Ability to Influence
Carrie’s established relationship resulted in an opportunity to influence an important decision. But the ability to influence is more than making a case for your ideas. Influence stems from the three previous success factors—a collaborative attitude, effective communications, and solid relationships—that together help you know what others care about and explain how your idea can support their goals. And through your existing relationships with others, you can determine the best way to appeal to them. For example, people who are analytical will not be excited by your vision until you ground it in facts and data. For others, an emotional connection is needed to get them on board. Being flexible in influence styles improves your ability to affect others.
The ability to influence is an important criterion for promotion. As you advance, you often find you have less control than you expected but you’re in a better position to influence.
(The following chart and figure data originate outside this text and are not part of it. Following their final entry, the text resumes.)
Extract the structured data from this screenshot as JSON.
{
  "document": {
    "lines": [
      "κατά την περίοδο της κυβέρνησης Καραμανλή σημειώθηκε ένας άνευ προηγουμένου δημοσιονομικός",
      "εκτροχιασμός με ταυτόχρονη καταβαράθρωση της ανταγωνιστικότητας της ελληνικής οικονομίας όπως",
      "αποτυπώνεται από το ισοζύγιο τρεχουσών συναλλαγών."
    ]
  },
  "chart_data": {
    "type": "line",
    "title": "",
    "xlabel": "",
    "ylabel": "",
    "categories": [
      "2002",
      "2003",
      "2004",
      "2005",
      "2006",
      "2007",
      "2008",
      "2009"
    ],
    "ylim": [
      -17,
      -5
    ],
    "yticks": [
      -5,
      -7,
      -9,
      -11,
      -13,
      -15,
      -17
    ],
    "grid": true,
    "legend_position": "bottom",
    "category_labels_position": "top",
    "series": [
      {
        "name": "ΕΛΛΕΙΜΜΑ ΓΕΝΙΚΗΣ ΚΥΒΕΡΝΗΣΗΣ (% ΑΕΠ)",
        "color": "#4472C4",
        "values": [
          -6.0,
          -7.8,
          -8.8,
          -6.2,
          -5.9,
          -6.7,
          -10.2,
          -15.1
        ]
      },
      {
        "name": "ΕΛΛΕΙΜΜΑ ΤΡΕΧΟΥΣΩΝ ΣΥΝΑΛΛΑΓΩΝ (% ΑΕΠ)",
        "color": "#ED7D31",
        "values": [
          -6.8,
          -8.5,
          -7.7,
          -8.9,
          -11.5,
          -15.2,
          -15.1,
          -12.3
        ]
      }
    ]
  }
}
That’s because most higher-level decisions affect multiple departments and are rarely the purview of just one leader. By developing strong influence skills, your ideas will get traction and you’ll demonstrate your ability to succeed at higher levels in the organization.
Be the job you aspire to
These days, we all have a personal brand; through social media, professional reputation and work interactions we communicate who we are and what we value. If you are interested in moving up, cultivate your brand with an eye toward where you want to be rather than where you are now. Whatever level, role, or function you aspire to, having a motivated attitude, effective communication skills, strong relationships, and the ability to influence will support you on every step up the ladder.